Plaintiff brought this action to foreclose a mortgage on real property situated in the Village of Coxsackie, Greene County. Ultimately, plaintiff obtained a judgment of foreclosure and sale and a foreclosure sale was conducted at the Greene County Courthouse in the Village of Catskill. Plaintiff thereafter moved to confirm the Referee's report of sale. Supreme Court denied the motion on the ground that plaintiff failed to fully comply with RPAPL 231 (2) (b) by posting the notice of sale in three public places in both the Town of Coxsackie, the town in which the property is situated, and the Town of Catskill, the town in which the sale was conducted. Plaintiff appeals, contending that the posting requirement of RPAPL 231 (2) (b) does not apply when the property to be sold is situated wholly or partially within a village.
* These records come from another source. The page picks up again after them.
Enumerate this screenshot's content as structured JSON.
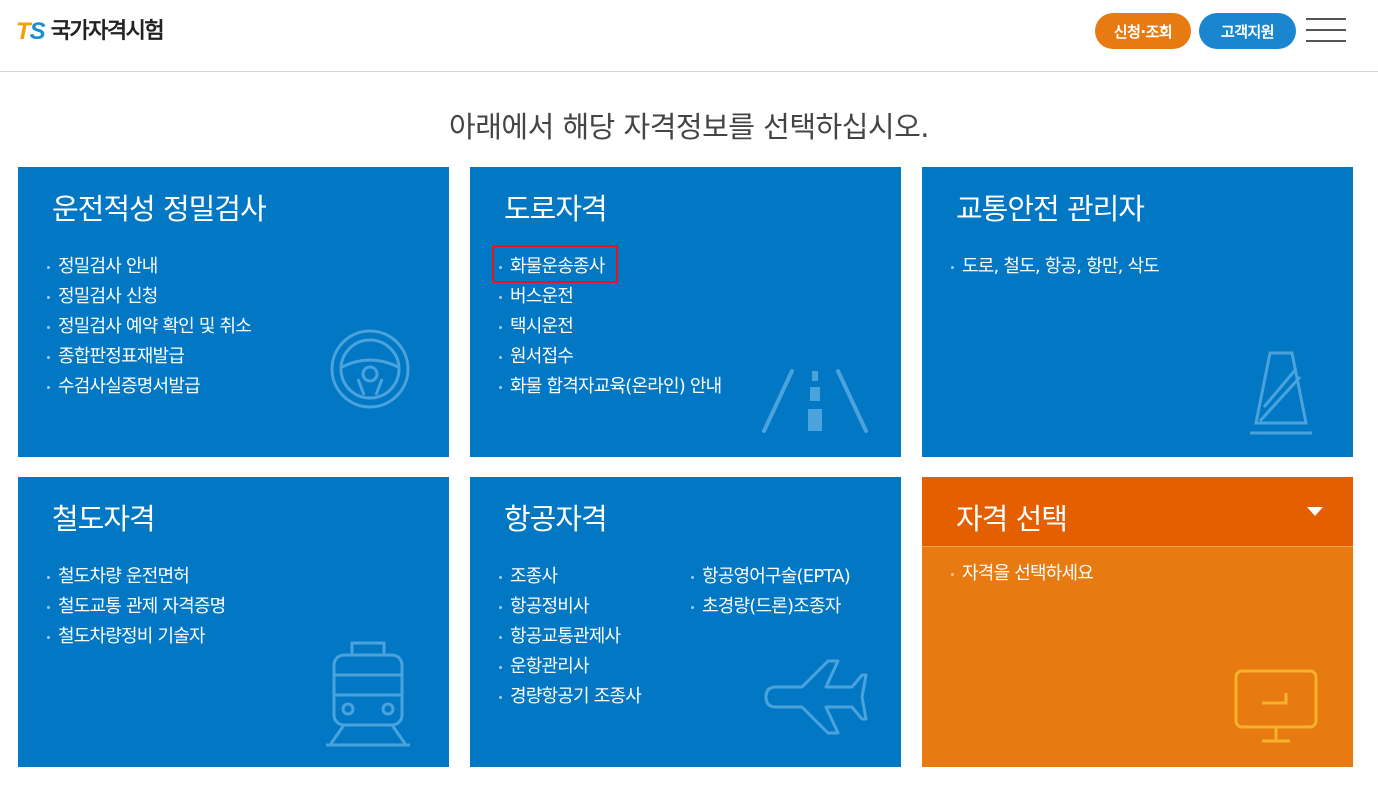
{
  "header": {
    "logo_mark_t": "T",
    "logo_mark_s": "S",
    "logo_text": "국가자격시험",
    "apply_label": "신청·조회",
    "support_label": "고객지원",
    "menu_icon": "hamburger-menu-icon"
  },
  "headline": "아래에서 해당 자격정보를 선택하십시오.",
  "colors": {
    "card_blue": "#0277c4",
    "card_orange": "#e87a12",
    "select_head": "#e35f00",
    "btn_orange": "#e87a12",
    "btn_blue": "#1a86cf",
    "highlight_red": "#e8131b"
  },
  "cards": [
    {
      "title": "운전적성 정밀검사",
      "icon": "steering-wheel-icon",
      "items": [
        "정밀검사 안내",
        "정밀검사 신청",
        "정밀검사 예약 확인 및 취소",
        "종합판정표재발급",
        "수검사실증명서발급"
      ]
    },
    {
      "title": "도로자격",
      "icon": "road-icon",
      "items": [
        "화물운송종사",
        "버스운전",
        "택시운전",
        "원서접수",
        "화물 합격자교육(온라인) 안내"
      ],
      "highlighted_item": "화물운송종사"
    },
    {
      "title": "교통안전 관리자",
      "icon": "traffic-cone-icon",
      "items": [
        "도로, 철도, 항공, 항만, 삭도"
      ]
    },
    {
      "title": "철도자격",
      "icon": "train-icon",
      "items": [
        "철도차량 운전면허",
        "철도교통 관제 자격증명",
        "철도차량정비 기술자"
      ]
    },
    {
      "title": "항공자격",
      "icon": "airplane-icon",
      "items_col1": [
        "조종사",
        "항공정비사",
        "항공교통관제사",
        "운항관리사",
        "경량항공기 조종사"
      ],
      "items_col2": [
        "항공영어구술(EPTA)",
        "초경량(드론)조종자"
      ]
    },
    {
      "title": "자격 선택",
      "icon": "monitor-arrow-icon",
      "caret_icon": "caret-down-icon",
      "items": [
        "자격을 선택하세요"
      ]
    }
  ]
}
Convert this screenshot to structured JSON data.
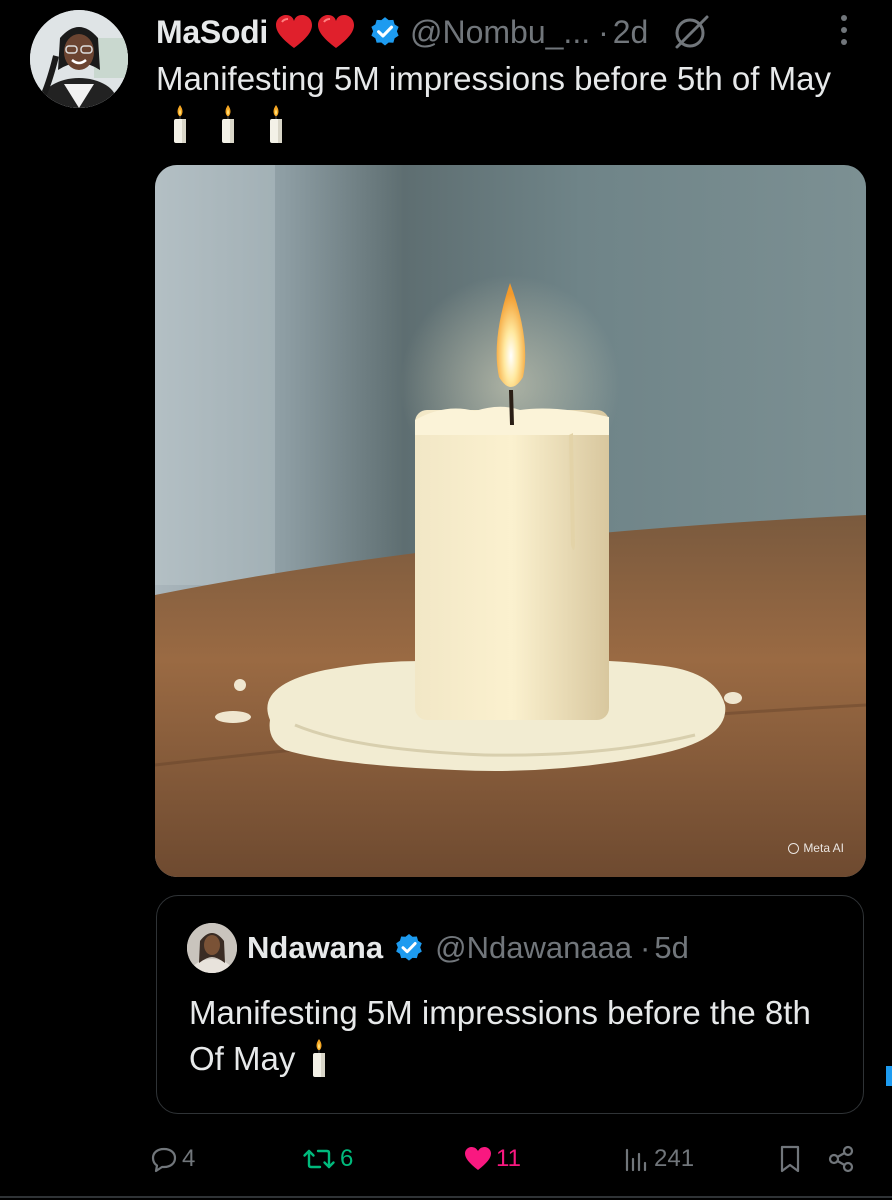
{
  "tweet": {
    "author": {
      "display_name": "MaSodi",
      "emoji_hearts": [
        "red-heart-icon",
        "red-heart-icon"
      ],
      "verified_icon": "verified-badge-icon",
      "handle": "@Nombu_...",
      "separator": "·",
      "time": "2d"
    },
    "header_icons": [
      "grok-icon",
      "more-options-icon"
    ],
    "text": "Manifesting 5M impressions before 5th of May",
    "text_emojis": [
      "candle-icon",
      "candle-icon",
      "candle-icon"
    ],
    "media": {
      "alt": "candle",
      "watermark": "Meta AI"
    },
    "quoted": {
      "display_name": "Ndawana",
      "verified_icon": "verified-badge-icon",
      "handle": "@Ndawanaaa",
      "separator": "·",
      "time": "5d",
      "text": "Manifesting 5M impressions before the 8th Of May",
      "text_emojis": [
        "candle-icon"
      ]
    },
    "actions": {
      "reply_count": "4",
      "retweet_count": "6",
      "like_count": "11",
      "view_count": "241"
    }
  },
  "colors": {
    "background": "#000000",
    "primary_text": "#e7e9ea",
    "secondary_text": "#71767b",
    "verified": "#1d9bf0",
    "retweet": "#00ba7c",
    "like": "#f91880",
    "border": "#2f3336"
  }
}
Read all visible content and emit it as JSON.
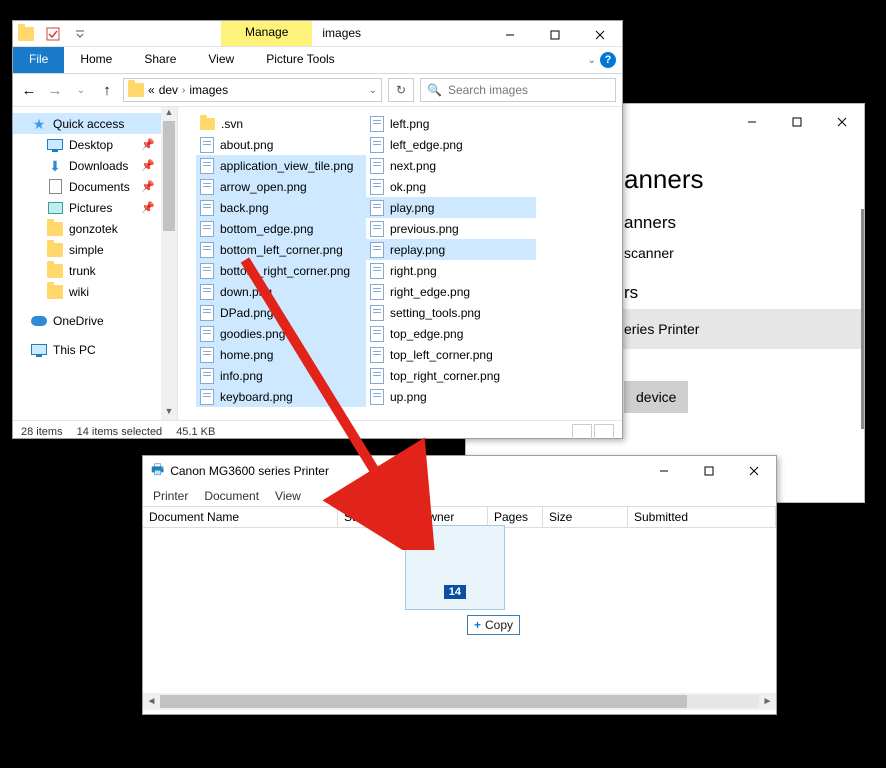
{
  "settings": {
    "h1": "anners",
    "h2": "anners",
    "row_scanner": "scanner",
    "h3": "rs",
    "sel_printer": "eries Printer",
    "btn": "device"
  },
  "explorer": {
    "manage": "Manage",
    "title": "images",
    "tabs": {
      "file": "File",
      "home": "Home",
      "share": "Share",
      "view": "View",
      "pt": "Picture Tools"
    },
    "crumbs": {
      "a": "«",
      "b": "dev",
      "c": "images"
    },
    "search_placeholder": "Search images",
    "nav": {
      "quick": "Quick access",
      "desktop": "Desktop",
      "downloads": "Downloads",
      "documents": "Documents",
      "pictures": "Pictures",
      "gonzotek": "gonzotek",
      "simple": "simple",
      "trunk": "trunk",
      "wiki": "wiki",
      "onedrive": "OneDrive",
      "thispc": "This PC"
    },
    "col1": [
      {
        "n": ".svn",
        "folder": true,
        "sel": false
      },
      {
        "n": "about.png",
        "sel": false
      },
      {
        "n": "application_view_tile.png",
        "sel": true
      },
      {
        "n": "arrow_open.png",
        "sel": true
      },
      {
        "n": "back.png",
        "sel": true
      },
      {
        "n": "bottom_edge.png",
        "sel": true
      },
      {
        "n": "bottom_left_corner.png",
        "sel": true
      },
      {
        "n": "bottom_right_corner.png",
        "sel": true
      },
      {
        "n": "down.png",
        "sel": true
      },
      {
        "n": "DPad.png",
        "sel": true
      },
      {
        "n": "goodies.png",
        "sel": true
      },
      {
        "n": "home.png",
        "sel": true
      },
      {
        "n": "info.png",
        "sel": true
      },
      {
        "n": "keyboard.png",
        "sel": true
      }
    ],
    "col2": [
      {
        "n": "left.png",
        "sel": false
      },
      {
        "n": "left_edge.png",
        "sel": false
      },
      {
        "n": "next.png",
        "sel": false
      },
      {
        "n": "ok.png",
        "sel": false
      },
      {
        "n": "play.png",
        "sel": true
      },
      {
        "n": "previous.png",
        "sel": false
      },
      {
        "n": "replay.png",
        "sel": true
      },
      {
        "n": "right.png",
        "sel": false
      },
      {
        "n": "right_edge.png",
        "sel": false
      },
      {
        "n": "setting_tools.png",
        "sel": false
      },
      {
        "n": "top_edge.png",
        "sel": false
      },
      {
        "n": "top_left_corner.png",
        "sel": false
      },
      {
        "n": "top_right_corner.png",
        "sel": false
      },
      {
        "n": "up.png",
        "sel": false
      }
    ],
    "status": {
      "items": "28 items",
      "selected": "14 items selected",
      "size": "45.1 KB"
    }
  },
  "queue": {
    "title": "Canon MG3600 series Printer",
    "menu": {
      "printer": "Printer",
      "document": "Document",
      "view": "View"
    },
    "cols": {
      "doc": "Document Name",
      "status": "Status",
      "owner": "Owner",
      "pages": "Pages",
      "size": "Size",
      "submitted": "Submitted"
    }
  },
  "drag": {
    "count": "14",
    "copy": "Copy"
  }
}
We disagree and accordingly affirm.
As relevant to this appeal, RPAPL 231 (2) (a) provides for publication of the notice of sale in a newspaper published anywhere in the county in which the property is located or, if there be none, in an adjoining county unless: (1) the property is situated wholly or partly in a city or incorporated village and (2) a daily, semi-weekly or tri-weekly newspaper is published in that city or village or in an adjoining city or village. In such event, the notice is to be published in a daily, semi-weekly or tri-weekly newspaper published in such city or village or adjoining city or village, as the case may be. RPAPL 231 (2) (b) provides in relevant part that "[w]here the property is situated wholly outside a city or an incorporated village referred to in subparagraph (a) of this subdivision, notice of such sale shall also be given by posting a copy of the notice of sale * * * in three public places in the town in which the property is located, and, if the sale is to be held in another town or in a city, in three public places therein" (emphasis supplied).
In our view, plaintiff's interpretation of RPAPL 231 (2) (b) as exempting properties situated within cities and villages from its posting requirements renders the emphasized language a nullity and, as such, violates the fundamental canon of statutory construction that all parts of a statute are to be harmonized and given effect (see, McKinney's Cons Laws of NY, Book 1, Statutes § 98). "Whenever practicable, the court must give effect to all the language employed; a statute must be read so that each word therein will have a meaning and not so that one word or sentence will cancel and render meaningless another word or sentence" (McKinney's Cons Laws of NY, Book 1, Statutes § 98, at 223; see, Matter of Albano v Kirby, 36 N.Y.2d 526, 530). Clearly, had the Legislature intended that no posting be required when the property is situated in a city or incorporated village, it would have said so in these or similar words. However, the qualifying language limits the exemption from the posting requirement to properties situated wholly or partially within a city or incorporated village referred to in subdivision (2) (a), that is, in the case where publication is to take place in the city or village in which the property is situated or in an adjoining city or village. The record indicates that publication was made in a newspaper published in the Village of Catskill, which is not the village in which the property is situated. Further, and contrary to the allegation of plaintiff's brief, we take judicial notice of the fact that the Village of Catskill does not adjoin the Village of Coxsackie (see, People v Loris, 131 App. Div. 127, 129; 4 Frumer-Biskind, Bender's N Y Evidence § 171.01).
Weiss, P.J., Yesawich Jr., Mahoney and Casey, JJ., concur. Ordered that the order is affirmed, without costs.